Poultry World Soapbox: Joanne Gatcliffe

Collaborate and communicate a positive message

The poultry sector must work together to attract and retain a skilled workforce.

The lack of skilled new entrants coming into the agricultural sector, particularly the pig and poultry industry, is a hot topic at the moment.

Why aren’t we attracting new entrants? And how can we work together to recruit and retain motivated, high calibre people?

With the industry moving on at pace, we need to ensure we’re building a skilled workforce capable of rising to the challenges and continuing to move the industry forward.

The problem in attracting talent arises from the lack of understanding among those not close to the industry, and poor communication on our behalf in not extolling the opportunities.

We’re all familiar with the common stereotype surrounding agriculture. But many don’t realise that behind the wellies, there’s a multitude of job opportunities related to agriculture that don’t always require ‘getting your hands dirty’.

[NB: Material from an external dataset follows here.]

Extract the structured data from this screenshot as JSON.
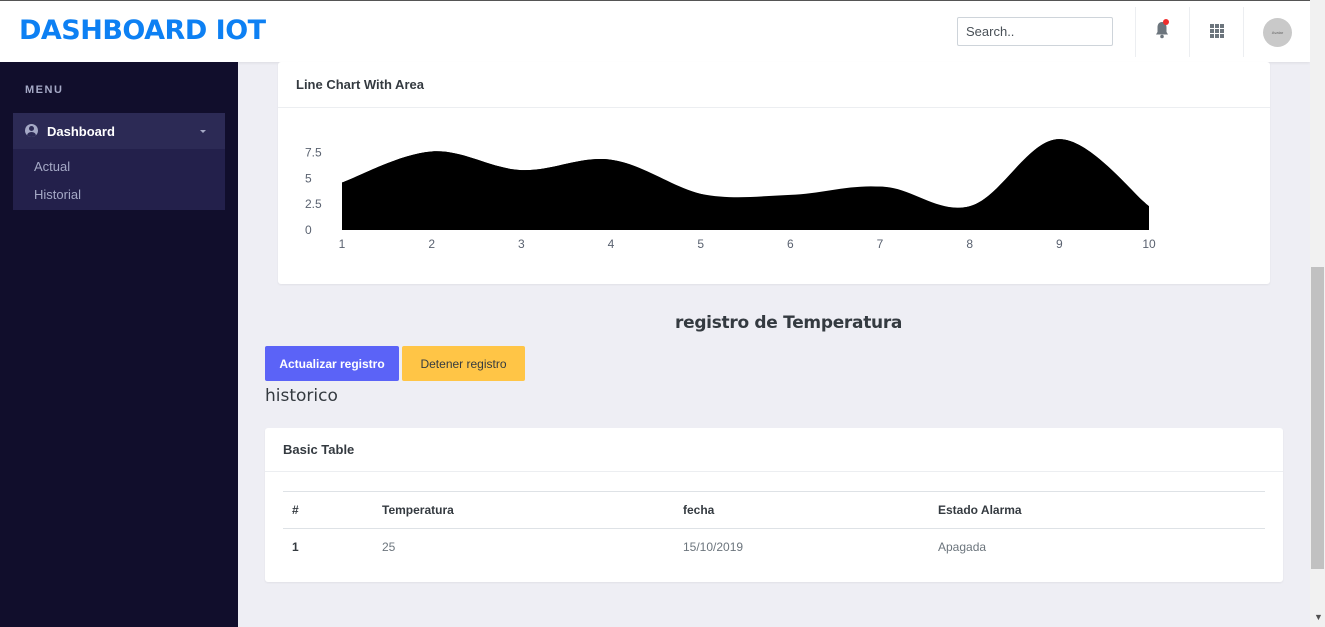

This message needs to be portrayed positively and effectively to our audience, whether this is school children, graduates or working adults.

There are two ways we can approach this: one is to take a proactive role in getting into schools and universities, to outline opportunities and career paths available within the industry. The other is to ensure existing staff remain motivated and interested, offering continual professional development (CPD) through regular training.

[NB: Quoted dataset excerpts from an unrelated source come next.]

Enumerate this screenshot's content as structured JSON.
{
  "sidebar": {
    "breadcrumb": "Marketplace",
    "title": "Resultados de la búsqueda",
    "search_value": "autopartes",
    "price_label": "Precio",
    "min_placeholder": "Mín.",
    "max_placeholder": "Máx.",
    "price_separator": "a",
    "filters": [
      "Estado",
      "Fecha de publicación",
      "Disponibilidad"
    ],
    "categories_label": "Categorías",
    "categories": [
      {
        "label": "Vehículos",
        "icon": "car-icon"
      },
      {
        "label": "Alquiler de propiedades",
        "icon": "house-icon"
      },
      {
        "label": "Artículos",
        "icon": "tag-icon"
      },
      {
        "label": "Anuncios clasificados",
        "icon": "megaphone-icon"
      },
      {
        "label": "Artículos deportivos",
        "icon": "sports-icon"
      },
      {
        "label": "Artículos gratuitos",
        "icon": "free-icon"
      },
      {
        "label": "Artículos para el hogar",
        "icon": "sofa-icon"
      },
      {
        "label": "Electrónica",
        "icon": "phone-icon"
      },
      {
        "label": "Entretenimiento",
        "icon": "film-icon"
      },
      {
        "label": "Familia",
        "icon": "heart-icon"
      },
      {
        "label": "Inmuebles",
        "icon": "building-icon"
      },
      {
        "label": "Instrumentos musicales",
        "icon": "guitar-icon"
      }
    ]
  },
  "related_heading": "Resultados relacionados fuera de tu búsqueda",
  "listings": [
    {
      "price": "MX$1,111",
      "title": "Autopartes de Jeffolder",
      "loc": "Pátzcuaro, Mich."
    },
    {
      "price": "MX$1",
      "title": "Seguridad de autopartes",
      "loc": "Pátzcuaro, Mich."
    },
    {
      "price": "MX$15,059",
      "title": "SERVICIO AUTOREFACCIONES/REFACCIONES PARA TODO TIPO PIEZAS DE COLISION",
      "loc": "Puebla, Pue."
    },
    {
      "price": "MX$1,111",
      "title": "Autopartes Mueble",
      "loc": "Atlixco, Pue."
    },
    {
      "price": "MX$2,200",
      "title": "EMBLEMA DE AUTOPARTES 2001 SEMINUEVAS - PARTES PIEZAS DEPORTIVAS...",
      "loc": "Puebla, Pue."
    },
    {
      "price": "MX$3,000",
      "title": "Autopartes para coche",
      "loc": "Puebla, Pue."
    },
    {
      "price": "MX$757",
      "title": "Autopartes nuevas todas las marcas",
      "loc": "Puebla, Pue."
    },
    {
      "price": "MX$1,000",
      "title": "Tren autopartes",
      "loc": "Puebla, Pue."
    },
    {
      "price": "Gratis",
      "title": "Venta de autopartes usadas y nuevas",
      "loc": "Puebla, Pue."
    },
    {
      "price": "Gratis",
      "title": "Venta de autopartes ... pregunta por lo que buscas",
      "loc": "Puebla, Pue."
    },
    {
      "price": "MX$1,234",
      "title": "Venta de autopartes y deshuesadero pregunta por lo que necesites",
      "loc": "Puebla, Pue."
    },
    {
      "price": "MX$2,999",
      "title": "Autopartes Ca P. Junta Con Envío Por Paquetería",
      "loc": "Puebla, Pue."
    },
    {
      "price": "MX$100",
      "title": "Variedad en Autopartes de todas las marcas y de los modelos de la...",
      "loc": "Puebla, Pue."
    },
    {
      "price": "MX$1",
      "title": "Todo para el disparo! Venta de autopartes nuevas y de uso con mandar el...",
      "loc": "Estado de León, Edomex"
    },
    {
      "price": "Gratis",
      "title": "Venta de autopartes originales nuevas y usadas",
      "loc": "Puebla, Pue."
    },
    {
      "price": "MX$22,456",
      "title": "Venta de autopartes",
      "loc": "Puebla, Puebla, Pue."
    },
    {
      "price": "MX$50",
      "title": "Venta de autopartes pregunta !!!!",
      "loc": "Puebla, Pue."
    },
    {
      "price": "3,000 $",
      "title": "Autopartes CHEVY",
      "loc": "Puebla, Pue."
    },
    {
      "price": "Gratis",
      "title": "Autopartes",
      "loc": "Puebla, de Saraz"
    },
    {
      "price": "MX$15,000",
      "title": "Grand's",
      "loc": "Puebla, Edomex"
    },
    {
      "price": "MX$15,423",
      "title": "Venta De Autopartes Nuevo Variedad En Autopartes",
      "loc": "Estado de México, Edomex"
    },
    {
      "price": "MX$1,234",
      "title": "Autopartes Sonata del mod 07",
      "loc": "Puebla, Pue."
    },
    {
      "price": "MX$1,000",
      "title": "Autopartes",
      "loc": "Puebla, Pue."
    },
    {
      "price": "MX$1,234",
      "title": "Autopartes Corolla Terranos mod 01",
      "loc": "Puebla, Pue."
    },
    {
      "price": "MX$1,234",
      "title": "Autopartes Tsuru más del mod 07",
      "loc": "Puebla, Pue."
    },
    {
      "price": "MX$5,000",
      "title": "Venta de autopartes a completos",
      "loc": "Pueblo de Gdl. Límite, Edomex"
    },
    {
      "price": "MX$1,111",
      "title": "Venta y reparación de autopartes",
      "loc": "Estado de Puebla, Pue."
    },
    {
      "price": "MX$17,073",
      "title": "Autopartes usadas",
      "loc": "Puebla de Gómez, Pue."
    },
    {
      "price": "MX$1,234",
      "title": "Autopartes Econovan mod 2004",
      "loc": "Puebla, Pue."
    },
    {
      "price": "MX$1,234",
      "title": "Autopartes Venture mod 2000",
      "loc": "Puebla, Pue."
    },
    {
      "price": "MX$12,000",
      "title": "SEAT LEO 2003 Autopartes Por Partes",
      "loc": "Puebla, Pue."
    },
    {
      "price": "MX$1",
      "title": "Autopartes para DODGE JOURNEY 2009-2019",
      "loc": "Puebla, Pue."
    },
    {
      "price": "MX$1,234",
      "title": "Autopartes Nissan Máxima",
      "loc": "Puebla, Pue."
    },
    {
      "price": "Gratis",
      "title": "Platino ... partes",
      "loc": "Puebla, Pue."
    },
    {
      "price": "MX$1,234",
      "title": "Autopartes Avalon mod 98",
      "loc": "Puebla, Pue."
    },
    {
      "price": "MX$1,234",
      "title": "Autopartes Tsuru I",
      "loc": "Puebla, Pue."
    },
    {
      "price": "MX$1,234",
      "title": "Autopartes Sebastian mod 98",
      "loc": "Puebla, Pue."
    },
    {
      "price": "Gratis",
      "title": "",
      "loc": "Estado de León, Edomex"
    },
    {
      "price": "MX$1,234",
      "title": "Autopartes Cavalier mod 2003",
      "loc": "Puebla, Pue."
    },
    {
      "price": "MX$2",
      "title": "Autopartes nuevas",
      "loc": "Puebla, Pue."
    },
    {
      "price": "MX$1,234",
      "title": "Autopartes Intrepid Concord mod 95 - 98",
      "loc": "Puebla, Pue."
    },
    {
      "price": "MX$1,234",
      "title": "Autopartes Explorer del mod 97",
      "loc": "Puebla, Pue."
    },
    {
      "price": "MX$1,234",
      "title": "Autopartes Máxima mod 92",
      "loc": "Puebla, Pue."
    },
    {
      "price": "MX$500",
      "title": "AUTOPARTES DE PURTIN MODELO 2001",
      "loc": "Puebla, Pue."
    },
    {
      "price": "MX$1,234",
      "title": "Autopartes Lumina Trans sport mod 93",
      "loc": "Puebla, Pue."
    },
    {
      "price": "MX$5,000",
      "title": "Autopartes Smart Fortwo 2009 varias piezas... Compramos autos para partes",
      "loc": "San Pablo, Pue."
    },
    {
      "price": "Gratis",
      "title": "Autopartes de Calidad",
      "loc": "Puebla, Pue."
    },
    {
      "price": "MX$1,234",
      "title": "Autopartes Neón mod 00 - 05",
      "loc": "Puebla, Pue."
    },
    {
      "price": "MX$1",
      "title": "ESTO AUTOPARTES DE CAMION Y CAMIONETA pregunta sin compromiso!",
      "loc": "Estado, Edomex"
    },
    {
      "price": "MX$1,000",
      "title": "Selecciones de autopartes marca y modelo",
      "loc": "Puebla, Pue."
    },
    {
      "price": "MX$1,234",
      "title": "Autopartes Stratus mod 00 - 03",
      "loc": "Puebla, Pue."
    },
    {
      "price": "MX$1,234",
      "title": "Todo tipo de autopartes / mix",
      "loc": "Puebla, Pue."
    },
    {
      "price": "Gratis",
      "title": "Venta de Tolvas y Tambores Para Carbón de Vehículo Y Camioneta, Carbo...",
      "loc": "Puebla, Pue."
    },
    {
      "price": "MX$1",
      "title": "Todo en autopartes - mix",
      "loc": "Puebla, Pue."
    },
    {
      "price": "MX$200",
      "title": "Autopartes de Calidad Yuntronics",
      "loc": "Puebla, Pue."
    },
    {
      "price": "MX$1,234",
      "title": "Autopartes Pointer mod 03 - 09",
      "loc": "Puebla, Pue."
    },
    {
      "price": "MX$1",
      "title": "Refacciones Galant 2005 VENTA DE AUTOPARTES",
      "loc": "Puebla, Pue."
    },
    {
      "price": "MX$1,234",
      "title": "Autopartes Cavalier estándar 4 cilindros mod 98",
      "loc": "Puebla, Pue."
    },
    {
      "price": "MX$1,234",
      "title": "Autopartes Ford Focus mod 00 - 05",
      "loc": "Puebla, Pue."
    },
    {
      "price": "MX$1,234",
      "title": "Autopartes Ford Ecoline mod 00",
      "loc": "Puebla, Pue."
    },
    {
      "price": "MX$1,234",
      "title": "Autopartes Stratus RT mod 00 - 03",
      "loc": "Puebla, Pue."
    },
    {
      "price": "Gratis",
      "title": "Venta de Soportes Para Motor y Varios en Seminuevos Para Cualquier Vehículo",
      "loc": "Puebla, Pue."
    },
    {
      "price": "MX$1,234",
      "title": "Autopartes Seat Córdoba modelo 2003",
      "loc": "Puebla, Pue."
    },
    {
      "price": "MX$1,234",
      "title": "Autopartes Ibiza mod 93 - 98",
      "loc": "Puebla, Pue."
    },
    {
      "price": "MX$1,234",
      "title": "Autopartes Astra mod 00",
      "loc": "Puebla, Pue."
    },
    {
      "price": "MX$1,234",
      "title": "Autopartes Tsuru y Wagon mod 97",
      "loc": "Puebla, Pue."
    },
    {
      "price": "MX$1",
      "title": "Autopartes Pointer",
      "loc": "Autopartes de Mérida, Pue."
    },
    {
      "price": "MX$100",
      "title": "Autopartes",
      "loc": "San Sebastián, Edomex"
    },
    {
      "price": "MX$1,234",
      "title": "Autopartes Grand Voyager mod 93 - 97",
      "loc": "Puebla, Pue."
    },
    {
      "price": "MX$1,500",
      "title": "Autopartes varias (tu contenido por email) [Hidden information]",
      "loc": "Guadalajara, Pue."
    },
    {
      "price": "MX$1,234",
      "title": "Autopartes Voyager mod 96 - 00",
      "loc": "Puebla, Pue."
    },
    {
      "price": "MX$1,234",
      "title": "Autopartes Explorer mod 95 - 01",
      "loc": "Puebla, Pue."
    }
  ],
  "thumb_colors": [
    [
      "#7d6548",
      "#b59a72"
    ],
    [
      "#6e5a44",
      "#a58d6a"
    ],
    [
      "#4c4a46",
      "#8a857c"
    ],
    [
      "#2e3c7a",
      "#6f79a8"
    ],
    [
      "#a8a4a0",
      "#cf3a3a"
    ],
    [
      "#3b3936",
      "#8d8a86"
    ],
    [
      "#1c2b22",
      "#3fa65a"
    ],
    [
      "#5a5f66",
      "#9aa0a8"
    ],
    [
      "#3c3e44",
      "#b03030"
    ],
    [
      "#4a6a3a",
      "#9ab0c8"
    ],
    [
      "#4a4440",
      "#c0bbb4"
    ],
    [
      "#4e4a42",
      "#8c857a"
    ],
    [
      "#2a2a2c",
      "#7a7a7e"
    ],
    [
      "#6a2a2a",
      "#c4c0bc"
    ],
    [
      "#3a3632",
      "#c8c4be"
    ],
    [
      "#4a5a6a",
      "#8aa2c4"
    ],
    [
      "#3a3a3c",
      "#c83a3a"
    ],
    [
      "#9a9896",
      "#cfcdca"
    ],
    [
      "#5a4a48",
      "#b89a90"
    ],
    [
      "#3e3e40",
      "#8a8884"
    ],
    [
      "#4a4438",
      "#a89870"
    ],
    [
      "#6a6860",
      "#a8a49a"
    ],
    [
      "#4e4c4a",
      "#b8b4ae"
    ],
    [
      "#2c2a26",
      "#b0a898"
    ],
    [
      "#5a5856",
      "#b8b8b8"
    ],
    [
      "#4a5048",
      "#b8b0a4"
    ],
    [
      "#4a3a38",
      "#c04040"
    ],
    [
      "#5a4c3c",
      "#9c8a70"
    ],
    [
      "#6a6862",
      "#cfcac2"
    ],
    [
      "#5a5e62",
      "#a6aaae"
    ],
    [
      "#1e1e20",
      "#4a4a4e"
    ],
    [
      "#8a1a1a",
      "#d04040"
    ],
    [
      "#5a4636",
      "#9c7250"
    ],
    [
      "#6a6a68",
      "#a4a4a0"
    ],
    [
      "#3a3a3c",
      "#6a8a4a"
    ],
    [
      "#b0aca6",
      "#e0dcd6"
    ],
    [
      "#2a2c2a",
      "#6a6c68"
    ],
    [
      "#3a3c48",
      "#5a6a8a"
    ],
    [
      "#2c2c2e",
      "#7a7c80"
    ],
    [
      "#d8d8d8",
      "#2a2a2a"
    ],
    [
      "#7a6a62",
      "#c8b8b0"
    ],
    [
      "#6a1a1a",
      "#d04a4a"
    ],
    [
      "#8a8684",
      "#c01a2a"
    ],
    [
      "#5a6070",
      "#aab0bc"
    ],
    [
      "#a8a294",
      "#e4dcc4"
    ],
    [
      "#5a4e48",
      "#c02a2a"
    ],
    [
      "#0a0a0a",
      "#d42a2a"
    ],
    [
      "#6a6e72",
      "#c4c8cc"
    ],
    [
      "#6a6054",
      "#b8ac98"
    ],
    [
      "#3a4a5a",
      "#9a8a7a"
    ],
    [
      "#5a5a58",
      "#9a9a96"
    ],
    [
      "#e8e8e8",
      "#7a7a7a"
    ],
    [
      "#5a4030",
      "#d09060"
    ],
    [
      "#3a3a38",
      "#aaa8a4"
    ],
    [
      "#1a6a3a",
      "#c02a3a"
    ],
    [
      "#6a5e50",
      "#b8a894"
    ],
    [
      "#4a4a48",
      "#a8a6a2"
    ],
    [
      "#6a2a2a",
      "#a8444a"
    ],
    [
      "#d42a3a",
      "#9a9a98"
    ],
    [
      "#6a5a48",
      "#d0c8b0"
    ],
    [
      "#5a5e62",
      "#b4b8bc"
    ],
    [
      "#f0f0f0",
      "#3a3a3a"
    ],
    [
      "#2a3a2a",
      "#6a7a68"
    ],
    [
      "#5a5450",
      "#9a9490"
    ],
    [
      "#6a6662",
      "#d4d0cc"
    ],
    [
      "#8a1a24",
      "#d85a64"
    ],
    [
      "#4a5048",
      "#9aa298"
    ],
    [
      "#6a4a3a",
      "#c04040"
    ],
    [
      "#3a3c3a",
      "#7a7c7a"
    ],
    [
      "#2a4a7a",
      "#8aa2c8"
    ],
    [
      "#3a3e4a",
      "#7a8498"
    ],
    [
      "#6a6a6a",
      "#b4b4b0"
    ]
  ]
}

STEM NET’s Bright Crop is an industry-led initiative aimed at schools with the purpose of changing perceptions and getting young people interested in a career in farming and food supply. AB Agri is one of many companies supporting Bright Crop with STEM ambassadors taking the positive message into schools.

Graduate schemes also play an important role in bringing new blood into the sector on a regular basis. The purpose being to enlighten successful individuals of the diverse career opportunities available within a business.

With AB Agri, a range of graduate schemes are offered, each with focus around a specific field of interest, whether this be the supply chain, nutrition or commercial business. The schemes vary in length and offer placements giving individuals’ variety, and the chance to develop a range of skills.

Ultimately these schemes are designed to offer long term career prospects, opening doors and opportunities to fast track up through the business, which collectively the industry should be encouraging.  

Accreditation Schemes provide a mechanism for recognition of professionalism and CPD. The Feed Advisory Register (FAR) is such a scheme specifically for feed advisors.  Encouraging employees to be a member of the register brings significant benefits to the individual and also the business.

All members who are part of the register are required to meet specific core competencies to be able to advise customers on animal nutrition and farm management.

ABN, like many other businesses, has also introduced their own set of core competencies which requires the completion of a number of specific training modules. This ensures a skilled workforce is maintained, and also contributes towards an individual’s CPD; crucial to ensuring the workforce remain motivated and feel valued.

We need to make a collaborative effort, as an industry, to make the agricultural sector more attractive.

In the past we, the pig and poultry sectors especially, have been known to stay behind closed doors. But now, more than ever, we need to get over this hurdle, and work together to communicate a positive message to the next generation of workers.